Did you use different parameters? How many images are you using for the training? I am using 40k images, split into 2 classes.

zxhuang97 commented 5 years ago

@emanueledelsozzo image

My 256x256 model hasn't converged yet, but here's the log for your reference. For this model, I choose 50 classes of images as a preliminary experiment. As you can see, I modified the training parameter during training. First stage: bs 18, 4 accumulations, G_lr 5e-5, D_lr 2e-4 Second stage: bs 18, 8 accumulations, G_lr 1e-5, D_lr 4e-5

I set D_lr to be relatively large since I use num_D_steps=1. And I use smaller accumulation at the first stage to see if this could accelerate the training, but it makes no difference. The model is trained on one single V100-32GB, and I think maybe the difference is here.

From my previous experiment, even group normalization can not fully eliminate the degradation caused by a smaller batch size. In my case, the statistics are calculated on 18 samples at a time, while on yours they are calculated on 8 samples per GPU. I would recommend you to try to fix the sync_batchnorm to make training more stable.

emanueledelsozzo commented 5 years ago

@zxhuang97 thank you for your advices. What do you mean when you say try to fix the sync_batchnorm? I looked at the code and it is not really clear to me what I shall change.

zxhuang97 commented 5 years ago

@emanueledelsozzo In the readme, the author said this module doesn't work for the moment, and there might be some unknown bugs. If you think the code is alright, maybe you can give it a try Seems that there's an official implementation now, torch.nn.SyncBatchNorm.

emanueledelsozzo commented 5 years ago

@zxhuang97 ok, thank you, I'll have a look at that

damlasena commented 4 years ago

Hello guys, I trained the code with two classes and each of them consists of ~20000 images.
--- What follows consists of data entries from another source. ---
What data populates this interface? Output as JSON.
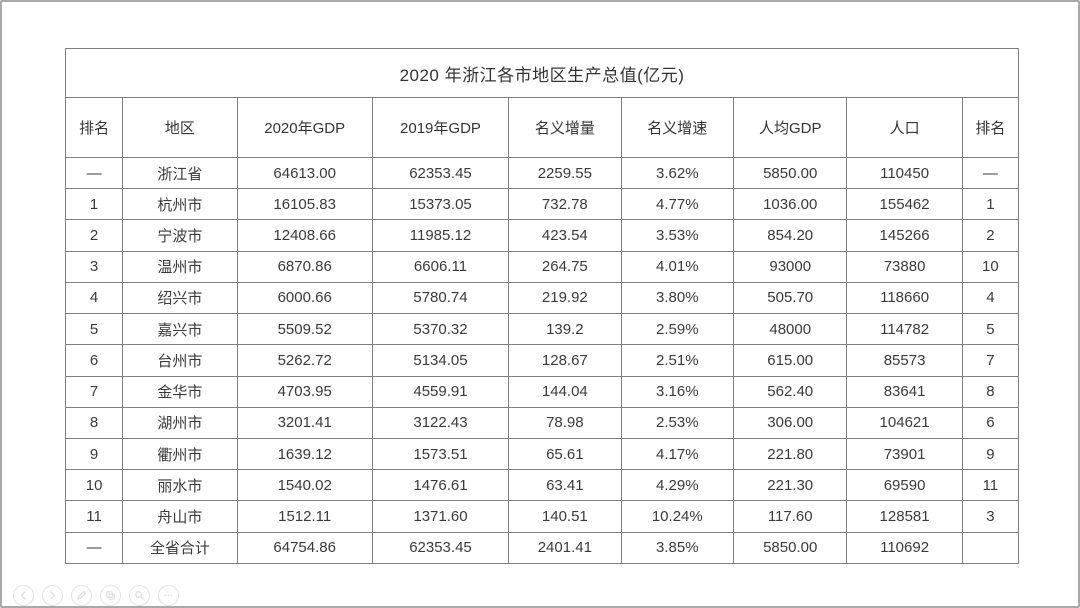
{
  "chart_data": {
    "type": "table",
    "title": "2020 年浙江各市地区生产总值(亿元)",
    "columns": [
      "排名",
      "地区",
      "2020年GDP",
      "2019年GDP",
      "名义增量",
      "名义增速",
      "人均GDP",
      "人口",
      "排名"
    ],
    "rows": [
      [
        "—",
        "浙江省",
        "64613.00",
        "62353.45",
        "2259.55",
        "3.62%",
        "5850.00",
        "110450",
        "—"
      ],
      [
        "1",
        "杭州市",
        "16105.83",
        "15373.05",
        "732.78",
        "4.77%",
        "1036.00",
        "155462",
        "1"
      ],
      [
        "2",
        "宁波市",
        "12408.66",
        "11985.12",
        "423.54",
        "3.53%",
        "854.20",
        "145266",
        "2"
      ],
      [
        "3",
        "温州市",
        "6870.86",
        "6606.11",
        "264.75",
        "4.01%",
        "93000",
        "73880",
        "10"
      ],
      [
        "4",
        "绍兴市",
        "6000.66",
        "5780.74",
        "219.92",
        "3.80%",
        "505.70",
        "118660",
        "4"
      ],
      [
        "5",
        "嘉兴市",
        "5509.52",
        "5370.32",
        "139.2",
        "2.59%",
        "48000",
        "114782",
        "5"
      ],
      [
        "6",
        "台州市",
        "5262.72",
        "5134.05",
        "128.67",
        "2.51%",
        "615.00",
        "85573",
        "7"
      ],
      [
        "7",
        "金华市",
        "4703.95",
        "4559.91",
        "144.04",
        "3.16%",
        "562.40",
        "83641",
        "8"
      ],
      [
        "8",
        "湖州市",
        "3201.41",
        "3122.43",
        "78.98",
        "2.53%",
        "306.00",
        "104621",
        "6"
      ],
      [
        "9",
        "衢州市",
        "1639.12",
        "1573.51",
        "65.61",
        "4.17%",
        "221.80",
        "73901",
        "9"
      ],
      [
        "10",
        "丽水市",
        "1540.02",
        "1476.61",
        "63.41",
        "4.29%",
        "221.30",
        "69590",
        "11"
      ],
      [
        "11",
        "舟山市",
        "1512.11",
        "1371.60",
        "140.51",
        "10.24%",
        "117.60",
        "128581",
        "3"
      ],
      [
        "—",
        "全省合计",
        "64754.86",
        "62353.45",
        "2401.41",
        "3.85%",
        "5850.00",
        "110692",
        ""
      ]
    ],
    "column_widths_pct": [
      6.0,
      12.0,
      14.2,
      14.3,
      11.8,
      11.8,
      11.9,
      12.1,
      5.9
    ],
    "layout": {
      "grid": true,
      "border_color": "#7f7f7f",
      "text_color": "#3a3a3a"
    }
  },
  "toolbar": {
    "icons": [
      "back",
      "forward",
      "edit",
      "copy",
      "search",
      "more"
    ]
  }
}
I got an fid of 45 with a batch_size of 26, dimensions of 128x128 and group normalization on TitanXp . Then I took 5 random crops for each image to augment data due to the fact that my dataset is compose of high resolution images. So, I obtained ~120000 images per class and trained the augmented dataset. Eventually, the fid value decreased to 20. However, the IS value didn't increase above 5. After the training, when I sampled, I observed that quality of generated images is good, but the images are not diverse from each other. I suppose, the reason is a partial mode collapse. Do you have any suggestions to increase the IS and consequently diversity of the images?

cs83312 commented 4 years ago

Hi @emanueledelsozzo ,how do you build custom dataset on bigGan. i am making images convert to hd5f file, but bigGan doesn't read. maybe just adjust utils.py to read image file?

thanks

damlasena commented 4 years ago

You should update the "# Convenience dicts" part in utils.py according to features of your data set. Then you will check the dataset directory, it should be ../data/ImageNet/folder_class_1, ../data/ImageNet/folder_class_2 and so on. As you can see in the prepare_data script, you will give the dataset parameter as 'data' not 'ImageNet'. After the make_hdf5.py code finish, your hdf5 file will be created in 'data' folder.

JanineCHEN commented 4 years ago

Hello guys, I trained the code with two classes and each of them consists of ~20000 images. I got an fid of 45 with a batch_size of 26, dimensions of 128x128 and group normalization on TitanXp . Then I took 5 random crops for each image to augment data due to the fact that my dataset is compose of high resolution images. So, I obtained ~120000 images per class and trained the augmented dataset. Eventually, the fid value decreased to 20. However, the IS value didn't increase above 5. After the training, when I sampled, I observed that quality of generated images is good, but the images are not diverse from each other. I suppose, the reason is a partial mode collapse. Do you have any suggestions to increase the IS and consequently diversity of the images?

Having partial mode collapse also, have you figured out how to avoid the mode collapse?

Baran-phys commented 4 years ago

Hello guys, what is your experience with reducing the attention channel to 32 or reducing the feature channels to 16 for 256*256?